Puntare sulla coesione sociale in alternativa al partito unico ‘europeista’ che vede insieme Forza Italia, PD, Italia Viva e Azione

L’area moderata “in medio stat virtus” per essere credibile deve cambiare pelle e ritornare alla sua forma originaria, ovvero identitaria. Il progresso slegato dal valore della diversità che in questi decenni ha minato le radici culturali, al solo fine di renderci uniformi senza anima, è miseramente fallito. Il ritorno al modello classico-millenario, alla casa dei popoli presuppone la necessità della politica di ritornare nell’alveo del sovranismo moderato. Diventare il centro moderato dall’area sovranista di destra è la ricetta necessaria per riportare la coesione sociale. D’altronde, è sempre più frequente non riscontrare differenza tra talune forze politiche apparentemente collocate in aree differenti. A partire da Forza Italia guidata da Antonio Tajani, è difficoltoso tratteggiare le differenze sul piano contenutistico con altri schieramenti come il partito Azione di Carlo Calenda, Italia Viva di Matteo Renzi, il Partito Democratico di Elly Schelein. Tutti i soggetti politici summenzionati (per Forza Italia una parte …non è la medesima linea del Presidente Schifani ) hanno nel loro DNA comune l’assoggettamento al sovranazionalismo imperante di Bruxelles.

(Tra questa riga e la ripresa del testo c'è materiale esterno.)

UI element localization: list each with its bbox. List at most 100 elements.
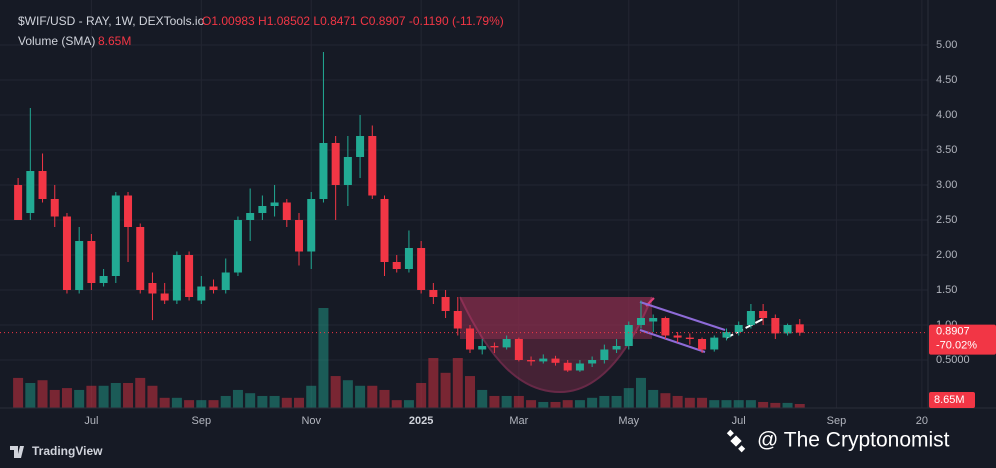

Per combattere l’astensionismo serve una forza politica che metta al centro gli interessi reali dell’Italia oggi calpestati dall’Unione europea

A causa di questo andazzo, guidato dall’alto, lontano dai territori, la classe politica palesa la propria inadeguatezza. In questi giorni dopo l’arrivo dell’apocalisse, ovvero del Ciclone Harry solo un soggetto politico si è distinto per attaccamento sentimentale al territorio. È stato il partito Sud Chiama Nord-Ti amo Sicilia guidata dal Segretario, Cateno De Luca, a prospettare soluzioni e modalità operative per uscire dal guado, senza affondare nel pantano romano-centrico. L’insoddisfazione cresce e con essa il partito dell’astensione. Lo scollamento delle fasce sociali è evidente. Viviamo un clima di insoddisfazione, incertezza del presente unito alla paura per il futuro. Sono tutti elementi basici che potrebbero innescare una deriva di disagio sociale che potrebbe portare finanche ad una rivoluzione non pacifica, qualora la politica si dimostrerà incapace di canalizzare l’interesse per preservare le comunità ed i territori. È più che mai necessario ritornare ad essere nuovamente un partito popolare, disponibile ad aggregarsi con tutte le altre forze politiche di buona volontà all’interno di un’unica area moderata sovranista. La tutela della nostra gente viene prima di qualsivoglia interesse o aspirazione personale, e la fiducia non può che nascere dal cambiamento.